Our study also showed that EP was increased in thickness and more hyper-reflective than the LP in all the OCT images of oral dysplasia and SCC. However, the EP thickness and the EP Re still could not be definitive diagnostic parameters for the differentiation between oral dysplasia and other benign lesions; the EP thickness and its degree of reflection were also increased in some benign conditions.

OCT was uniquely able to identify all the SCC samples that showed breach of BM and discriminate them from dysplasia or benign samples in which the BM was identified partially or as complete without any signs of breach. Therefore, BM status was a key parameter in detecting the early invasion of oral cancer (Fig. 4b and e).
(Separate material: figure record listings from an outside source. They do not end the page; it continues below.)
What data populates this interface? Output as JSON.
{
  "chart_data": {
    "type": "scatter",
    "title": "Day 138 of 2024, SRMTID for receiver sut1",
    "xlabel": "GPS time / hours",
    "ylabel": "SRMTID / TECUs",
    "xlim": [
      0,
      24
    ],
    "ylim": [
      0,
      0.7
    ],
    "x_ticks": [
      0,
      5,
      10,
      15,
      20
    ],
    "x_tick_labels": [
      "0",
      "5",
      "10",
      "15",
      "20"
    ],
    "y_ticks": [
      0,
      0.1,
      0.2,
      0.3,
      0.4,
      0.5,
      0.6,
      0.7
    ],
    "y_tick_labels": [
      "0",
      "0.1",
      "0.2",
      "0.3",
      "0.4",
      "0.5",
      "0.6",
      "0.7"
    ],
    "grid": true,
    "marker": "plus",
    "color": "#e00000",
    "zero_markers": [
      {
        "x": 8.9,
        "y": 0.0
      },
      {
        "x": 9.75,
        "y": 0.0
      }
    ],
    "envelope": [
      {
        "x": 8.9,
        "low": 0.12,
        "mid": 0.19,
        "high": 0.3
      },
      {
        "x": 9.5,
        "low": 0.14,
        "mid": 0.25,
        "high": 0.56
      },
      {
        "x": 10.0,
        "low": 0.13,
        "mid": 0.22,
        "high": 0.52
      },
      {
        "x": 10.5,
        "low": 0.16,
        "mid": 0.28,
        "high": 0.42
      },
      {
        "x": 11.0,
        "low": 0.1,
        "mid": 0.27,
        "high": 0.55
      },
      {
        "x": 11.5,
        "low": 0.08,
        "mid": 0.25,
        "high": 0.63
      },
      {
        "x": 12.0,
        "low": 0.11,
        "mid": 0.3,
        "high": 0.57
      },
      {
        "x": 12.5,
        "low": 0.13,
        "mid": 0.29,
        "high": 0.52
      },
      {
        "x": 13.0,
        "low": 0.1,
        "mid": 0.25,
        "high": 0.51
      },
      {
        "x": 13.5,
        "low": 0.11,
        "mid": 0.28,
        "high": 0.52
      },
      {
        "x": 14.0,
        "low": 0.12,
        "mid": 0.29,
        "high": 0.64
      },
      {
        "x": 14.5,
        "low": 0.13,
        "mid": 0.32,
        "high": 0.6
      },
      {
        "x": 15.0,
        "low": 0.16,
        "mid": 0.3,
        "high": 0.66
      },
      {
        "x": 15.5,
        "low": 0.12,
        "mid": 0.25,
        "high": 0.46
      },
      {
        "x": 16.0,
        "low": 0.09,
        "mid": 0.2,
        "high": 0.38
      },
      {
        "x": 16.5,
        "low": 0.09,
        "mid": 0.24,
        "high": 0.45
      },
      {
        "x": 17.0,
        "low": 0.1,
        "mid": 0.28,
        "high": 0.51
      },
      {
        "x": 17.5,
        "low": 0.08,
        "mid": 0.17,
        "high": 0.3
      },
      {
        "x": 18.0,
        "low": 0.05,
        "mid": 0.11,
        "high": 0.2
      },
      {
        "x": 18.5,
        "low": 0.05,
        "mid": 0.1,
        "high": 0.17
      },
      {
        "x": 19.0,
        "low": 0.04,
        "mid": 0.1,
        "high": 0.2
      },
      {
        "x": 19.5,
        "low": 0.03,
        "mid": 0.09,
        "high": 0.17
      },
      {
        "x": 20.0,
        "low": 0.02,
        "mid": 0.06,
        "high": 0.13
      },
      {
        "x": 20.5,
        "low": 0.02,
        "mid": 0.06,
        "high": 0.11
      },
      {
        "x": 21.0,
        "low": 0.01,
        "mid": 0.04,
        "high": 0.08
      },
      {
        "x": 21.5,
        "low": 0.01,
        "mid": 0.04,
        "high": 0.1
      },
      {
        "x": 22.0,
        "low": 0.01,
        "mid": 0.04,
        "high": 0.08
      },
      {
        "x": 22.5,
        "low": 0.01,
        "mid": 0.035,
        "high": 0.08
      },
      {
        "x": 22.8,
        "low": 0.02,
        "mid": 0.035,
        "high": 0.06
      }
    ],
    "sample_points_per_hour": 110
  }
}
This finding is confirmative and consistent with another study conducted earlier using the OCT to measure the epithelial thicknesses within oral cavity which stated that the BM was a basic critical parameter in the differentiation between the malignant and non-malignant tissue [32]. This observation allows us to interpret that OCT imaging of oral mucosa could allow investigation of the basement membrane of a lesion to study whether it is intact or breached without the need to remove tissue. The study supports the potential application of surface OCT probe in clinical experimental use [33]. Kappa agreement between the pathologist and the clinician on BM assessment reached 0.675 and was closely similar to an earlier study which reported a kappa of 0.656 [19].
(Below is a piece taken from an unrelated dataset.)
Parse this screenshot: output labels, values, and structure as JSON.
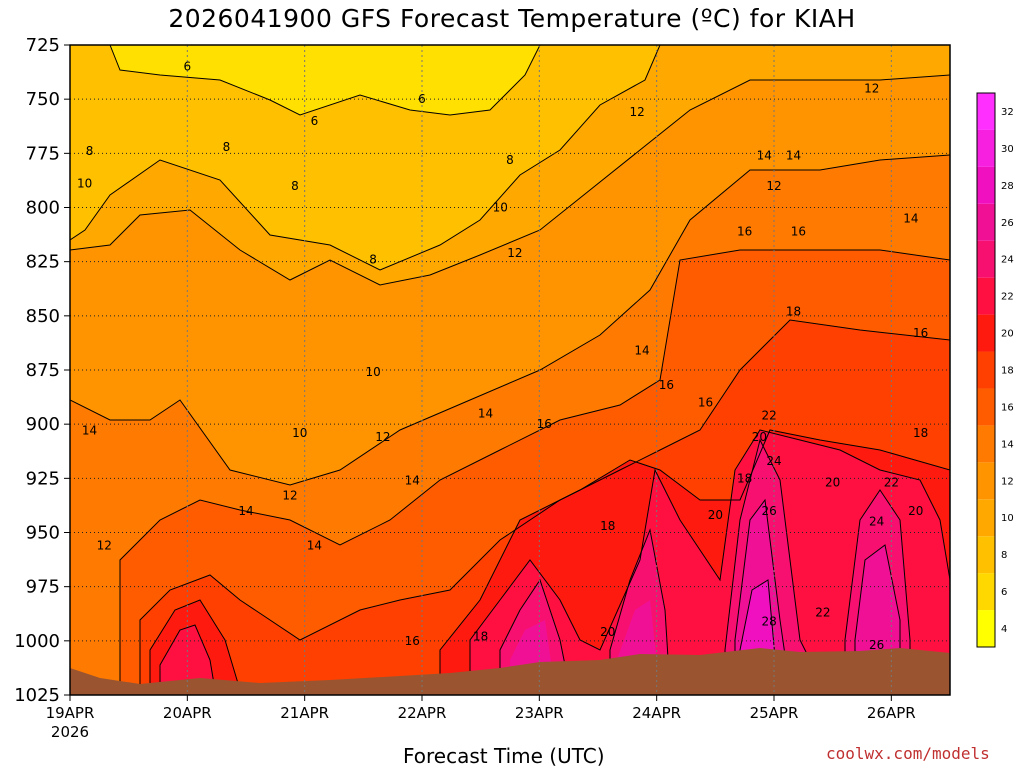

In our study, we evaluated KL, EL, LP, BM and Ep Re scores. A recent in vivo study has undertaken evaluation of seven criteria that included examining the integrity and the profile of the epithelial surface as well as the grade of vascular supply in the lamina propria. The mean vascular density was found to be highest in the sublingual mucosa in comparison with other anatomical sites [34]. A denser red pattern of vascularisation when compared to normal mucosa, indicative of a higher blood inflow typical of a chronically inflamed mucosa, was shown in a study of atrophic and erosive oral lichen planus [35]. Advances in OCT technology exploring the use of three-dimensional (3D) OCT combined with intelligent machine learning systems to evaluate mucosal changes have also been described recently [36].
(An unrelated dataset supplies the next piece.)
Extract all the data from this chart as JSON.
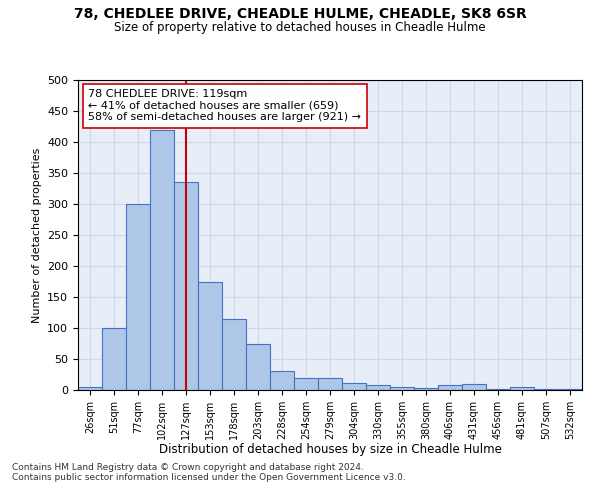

While COE alone cannot alone accurately differentiate between OPMDs or oral cancer (22), a recent critical review commented on an overall high sensitivity (80–90%) and specificity (85–98%) reported for OCT to intercept oral potentially malignant disorders and oral squamous cell carcinoma [37]. Several OCT systems have received the Food and Drug Administration (FDA) approval for clinical use. Based on the current evidence, OCT technique may potentially benefit in the early detection of oral malignancies (based on breach of BM), selection of biopsy sites and in identification of margins. However, some challenges that limit the wide scale application of this technique beyond research studies need considerations: (1) the need to calibrate clinicians to read and interpret the images, (2) discomfort during the examination process and (3) initial high cost of the scanning tool compared with other commercially available adjunctive tools or low-cost vital staining techniques.

There were some limitations in our study that were encountered which requires caution. (i) The correlation between histopathological and OCT images was not always possible due to the amount of shrinkage found in the biopsy samples caused by its preservation in formalin. (ii) The resolution of OCT images was affected by the ex vivo nature of the study particularly in the clear identification of epithelial and sub-epithelial structures of oral mucosa. (iii) The sample size was small, which limits the generalisation of our findings.

Conclusions

The findings of this study confirm previous observations reported in ex vivo studies on oral mucosa using OCT. We found good calibration between two assessors to record OCT findings with little inter-observer variation, and repeat measurements had good kappa values showing good inter-observer agreement in all parameters. The main outcome of this study was that the BM status observed in OCT images was a key parameter in the detection of SCC and for differentiating SCC from oral dysplasia or benign disorders.